Rebecca F. Kuang „Płonący bóg”
Trzeci tom trylogii Wojen Makowych był przeze mnie wyczekiwany w ten straszliwy, niecierpliwy sposób; czyli z obgryzionym paznokciem i nerwowymi telefonami do kuriera, czy aby na pewno zjawi się „jeszcze dziś”.
Płonący Bóg rozpoczyna się bólem i bólem się kończy. Wciąga od pierwszego zdania i sprawia, że przeczytanie tak wielu stron przebiega w trybie ekspresowym. Jestem zachwycona; składnią, językiem, tłumaczeniem, samą opowieścią. Gdy myślałam, że lepszych scen batalistycznych już nie dostanę, Kuang, elegancko wyprowadzała mnie z błędu, za każdym, kolejnym razem. Świetny, świetny finał!

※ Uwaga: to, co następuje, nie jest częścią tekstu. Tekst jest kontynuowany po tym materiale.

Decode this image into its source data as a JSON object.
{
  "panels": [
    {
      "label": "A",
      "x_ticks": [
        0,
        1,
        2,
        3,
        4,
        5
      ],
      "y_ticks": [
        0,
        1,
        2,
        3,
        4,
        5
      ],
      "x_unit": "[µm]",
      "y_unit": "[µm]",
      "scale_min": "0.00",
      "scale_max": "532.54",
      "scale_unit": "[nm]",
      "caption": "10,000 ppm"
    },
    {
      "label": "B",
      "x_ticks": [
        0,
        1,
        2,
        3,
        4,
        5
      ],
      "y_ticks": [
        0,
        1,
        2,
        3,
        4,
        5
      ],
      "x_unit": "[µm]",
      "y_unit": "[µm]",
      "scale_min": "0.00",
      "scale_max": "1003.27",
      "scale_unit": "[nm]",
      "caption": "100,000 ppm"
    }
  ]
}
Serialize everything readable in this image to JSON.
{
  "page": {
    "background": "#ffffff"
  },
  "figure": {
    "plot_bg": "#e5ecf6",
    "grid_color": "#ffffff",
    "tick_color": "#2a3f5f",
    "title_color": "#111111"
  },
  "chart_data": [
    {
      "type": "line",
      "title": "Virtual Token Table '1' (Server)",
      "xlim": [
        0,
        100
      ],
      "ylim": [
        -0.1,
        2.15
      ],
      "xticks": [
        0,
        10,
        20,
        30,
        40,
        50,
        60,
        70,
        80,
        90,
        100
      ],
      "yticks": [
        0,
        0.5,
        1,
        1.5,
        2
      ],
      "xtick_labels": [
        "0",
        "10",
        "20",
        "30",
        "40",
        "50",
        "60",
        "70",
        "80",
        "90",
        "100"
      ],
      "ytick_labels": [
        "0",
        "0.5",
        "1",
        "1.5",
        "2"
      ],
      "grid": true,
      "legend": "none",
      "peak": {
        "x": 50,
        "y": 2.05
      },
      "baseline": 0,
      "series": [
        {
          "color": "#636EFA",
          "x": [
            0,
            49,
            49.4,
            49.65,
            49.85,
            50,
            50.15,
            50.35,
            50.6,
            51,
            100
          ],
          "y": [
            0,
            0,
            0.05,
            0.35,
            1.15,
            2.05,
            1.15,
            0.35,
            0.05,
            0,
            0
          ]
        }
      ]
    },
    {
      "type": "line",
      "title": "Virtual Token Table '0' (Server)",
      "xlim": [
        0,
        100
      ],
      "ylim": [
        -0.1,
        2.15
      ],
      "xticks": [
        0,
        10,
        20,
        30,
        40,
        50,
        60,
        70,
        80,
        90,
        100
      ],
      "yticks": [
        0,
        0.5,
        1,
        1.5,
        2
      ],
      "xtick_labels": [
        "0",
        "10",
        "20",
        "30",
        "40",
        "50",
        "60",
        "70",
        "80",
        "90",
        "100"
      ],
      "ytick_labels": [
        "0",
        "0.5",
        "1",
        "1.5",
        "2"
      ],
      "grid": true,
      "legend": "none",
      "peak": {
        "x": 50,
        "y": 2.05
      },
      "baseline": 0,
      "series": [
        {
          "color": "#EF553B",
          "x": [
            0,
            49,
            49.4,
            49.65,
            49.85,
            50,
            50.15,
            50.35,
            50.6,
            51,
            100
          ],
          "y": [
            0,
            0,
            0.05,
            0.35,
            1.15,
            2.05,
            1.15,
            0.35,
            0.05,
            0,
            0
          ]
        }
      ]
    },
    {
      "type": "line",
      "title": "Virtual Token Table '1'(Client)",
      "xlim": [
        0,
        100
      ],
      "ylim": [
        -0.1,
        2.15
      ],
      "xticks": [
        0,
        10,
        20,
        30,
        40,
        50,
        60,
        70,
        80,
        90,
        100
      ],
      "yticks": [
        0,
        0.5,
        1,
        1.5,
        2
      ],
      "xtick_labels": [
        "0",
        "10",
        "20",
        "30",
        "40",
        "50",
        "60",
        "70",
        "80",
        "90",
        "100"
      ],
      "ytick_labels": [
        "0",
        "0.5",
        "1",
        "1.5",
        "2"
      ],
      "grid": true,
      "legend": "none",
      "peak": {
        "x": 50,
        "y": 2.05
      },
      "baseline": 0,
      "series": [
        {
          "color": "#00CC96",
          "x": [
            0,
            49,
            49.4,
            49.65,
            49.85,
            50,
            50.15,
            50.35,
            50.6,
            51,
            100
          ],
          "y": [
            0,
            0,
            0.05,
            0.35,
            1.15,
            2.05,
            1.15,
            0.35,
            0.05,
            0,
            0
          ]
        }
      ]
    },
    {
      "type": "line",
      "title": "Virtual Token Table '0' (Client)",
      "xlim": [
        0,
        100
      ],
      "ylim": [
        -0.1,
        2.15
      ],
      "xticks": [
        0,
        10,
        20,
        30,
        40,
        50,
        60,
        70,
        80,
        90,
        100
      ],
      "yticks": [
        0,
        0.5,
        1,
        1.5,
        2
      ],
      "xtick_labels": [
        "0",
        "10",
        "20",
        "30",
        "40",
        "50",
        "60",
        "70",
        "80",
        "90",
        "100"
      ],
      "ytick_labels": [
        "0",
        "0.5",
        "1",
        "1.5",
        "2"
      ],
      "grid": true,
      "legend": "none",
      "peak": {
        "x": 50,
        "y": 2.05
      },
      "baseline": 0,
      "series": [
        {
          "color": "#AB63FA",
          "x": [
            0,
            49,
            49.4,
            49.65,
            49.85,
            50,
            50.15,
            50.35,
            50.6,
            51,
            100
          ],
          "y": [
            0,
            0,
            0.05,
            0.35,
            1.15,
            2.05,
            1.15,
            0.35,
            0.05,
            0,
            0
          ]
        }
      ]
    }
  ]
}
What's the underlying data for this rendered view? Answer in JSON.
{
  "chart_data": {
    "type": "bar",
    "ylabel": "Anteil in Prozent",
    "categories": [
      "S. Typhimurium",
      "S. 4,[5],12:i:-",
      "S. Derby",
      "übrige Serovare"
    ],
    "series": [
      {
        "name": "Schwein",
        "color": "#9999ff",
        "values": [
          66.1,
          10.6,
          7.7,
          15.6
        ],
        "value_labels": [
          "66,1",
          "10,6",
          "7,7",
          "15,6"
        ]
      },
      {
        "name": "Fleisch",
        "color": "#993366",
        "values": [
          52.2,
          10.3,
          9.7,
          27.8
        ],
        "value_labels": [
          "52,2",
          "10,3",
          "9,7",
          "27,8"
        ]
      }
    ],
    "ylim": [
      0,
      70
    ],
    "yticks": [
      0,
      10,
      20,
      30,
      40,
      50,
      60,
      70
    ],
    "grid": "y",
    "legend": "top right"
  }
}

Naczytałam się w recenzjach, że główna bohaterka drażniła, że była irytująca i choć nie mam w zwyczaju odnosić się do opinii innych, to tutaj czuję się w obowiązku to zrobić; otóż, tak, postępowanie Rin, bywa wkurzające, jej decyzje są irytujące i to właśnie stanowi siłę tej historii. Ona taka ma być; ludzka. Wiecznie czytamy o idealnych bohaterach, którzy nawet jeśli gdzieś tam po drodze się pomylą, to naprawią błąd i świecą dobrocią jak gwiazdy na niebie. Tutaj jest inaczej. Młoda kobieta, owładnięta chęcią zemsty, z płonącym bogiem nieustającą tlącym się w jej umyśle, pali świat. Ma problemy z uczuciami, nie do końca wie co i gdzie należy robić i to jest fantastyczne! Genialnie się wchodzi w tę historię i cudownie się w niej płynie, bo na próżno w niej szukać cukierkowych rozwiązań! Narkotyki, ból, zdrada, poświęcenie przyjaciół, czy ludności cywilnej. Wojna ta krwawa, okrutna i zagubiony w niej człowiek, rozpisane bez upiększeń- to jest właśnie genialne epickie fantasy!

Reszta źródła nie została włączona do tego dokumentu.